Jamal Jones

No. 19, 89
- Position: Wide receiver

Personal information
- Born: April 24, 1981 (age 45) Washington, D.C., U.S.
- Listed height: 5 ft 11 in (1.80 m)
- Listed weight: 205 lb (93 kg)

Career information
- High school: DeMatha Catholic (Hyattsville, Maryland)
- College: North Carolina (1999–2000) North Carolina A&T (2001–2003)
- NFL draft: 2004: undrafted

Career history
- St. Louis Rams (2004)*; Green Bay Packers (2004–2005); → Frankfurt Galaxy (2005); New Orleans Saints (2006); Philadelphia Eagles (2008)*;
- * Offseason or practice squad member only

Career NFL statistics
- Receptions: 6
- Receiving yards: 108
- Receiving touchdowns: 1
- Stats at Pro Football Reference

= Jamal Jones =

American football player (born 1981)

Jamal Aman Jones (born April 24, 1981) is an American former professional football player who was a wide receiver in the National Football League (NFL).
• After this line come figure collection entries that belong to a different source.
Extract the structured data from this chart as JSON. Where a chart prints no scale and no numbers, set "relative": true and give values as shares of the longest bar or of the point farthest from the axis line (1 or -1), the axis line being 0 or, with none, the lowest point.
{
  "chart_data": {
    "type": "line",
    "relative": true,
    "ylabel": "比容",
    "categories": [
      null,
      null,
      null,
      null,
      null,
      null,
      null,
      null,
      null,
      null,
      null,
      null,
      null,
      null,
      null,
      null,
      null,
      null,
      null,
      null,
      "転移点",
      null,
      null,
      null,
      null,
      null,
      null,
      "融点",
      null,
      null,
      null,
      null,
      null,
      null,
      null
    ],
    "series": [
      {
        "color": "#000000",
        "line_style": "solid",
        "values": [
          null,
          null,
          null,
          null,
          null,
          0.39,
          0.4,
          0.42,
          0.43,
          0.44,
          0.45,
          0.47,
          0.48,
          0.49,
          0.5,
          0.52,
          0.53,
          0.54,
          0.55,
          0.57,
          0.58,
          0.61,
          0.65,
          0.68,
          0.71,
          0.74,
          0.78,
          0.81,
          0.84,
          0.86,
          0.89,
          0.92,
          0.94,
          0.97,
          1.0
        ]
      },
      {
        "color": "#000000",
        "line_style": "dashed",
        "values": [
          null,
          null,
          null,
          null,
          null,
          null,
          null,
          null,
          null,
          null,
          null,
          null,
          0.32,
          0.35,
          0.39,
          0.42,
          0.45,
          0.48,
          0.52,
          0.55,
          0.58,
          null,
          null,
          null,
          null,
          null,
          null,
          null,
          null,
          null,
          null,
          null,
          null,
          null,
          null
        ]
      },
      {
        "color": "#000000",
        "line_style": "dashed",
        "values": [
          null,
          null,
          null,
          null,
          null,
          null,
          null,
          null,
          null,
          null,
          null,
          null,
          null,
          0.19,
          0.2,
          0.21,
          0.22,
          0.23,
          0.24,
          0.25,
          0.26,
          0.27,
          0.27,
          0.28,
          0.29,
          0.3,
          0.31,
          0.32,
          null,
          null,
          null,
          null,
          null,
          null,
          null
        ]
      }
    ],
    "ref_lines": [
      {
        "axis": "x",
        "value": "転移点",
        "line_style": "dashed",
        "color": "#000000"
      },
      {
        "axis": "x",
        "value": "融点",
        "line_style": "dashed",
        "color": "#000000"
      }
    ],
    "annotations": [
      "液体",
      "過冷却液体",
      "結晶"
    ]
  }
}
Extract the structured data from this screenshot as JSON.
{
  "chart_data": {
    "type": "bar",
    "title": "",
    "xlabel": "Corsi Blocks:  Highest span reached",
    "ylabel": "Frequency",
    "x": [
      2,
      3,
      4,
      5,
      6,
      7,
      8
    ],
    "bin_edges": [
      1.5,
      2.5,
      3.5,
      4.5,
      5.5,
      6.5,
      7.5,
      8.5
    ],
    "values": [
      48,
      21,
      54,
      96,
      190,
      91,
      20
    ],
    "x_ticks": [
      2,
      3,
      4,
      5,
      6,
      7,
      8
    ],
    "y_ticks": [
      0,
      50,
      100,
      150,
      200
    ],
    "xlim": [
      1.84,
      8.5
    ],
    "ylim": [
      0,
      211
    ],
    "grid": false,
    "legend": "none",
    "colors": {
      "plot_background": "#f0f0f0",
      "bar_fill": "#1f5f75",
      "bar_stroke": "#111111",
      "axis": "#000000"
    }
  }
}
He was originally signed by the St. Louis Rams as an undrafted free agent in 2004. He played college football for the North Carolina A&T Aggies. Jones is currently pursuing a master's degree in Public Administration from the Harvard Kennedy School.

==Early life==
Jones attended DeMatha Catholic High School in Hyattsville, Maryland, and was a letterman in football. Jones graduated from DeMatha in 1999.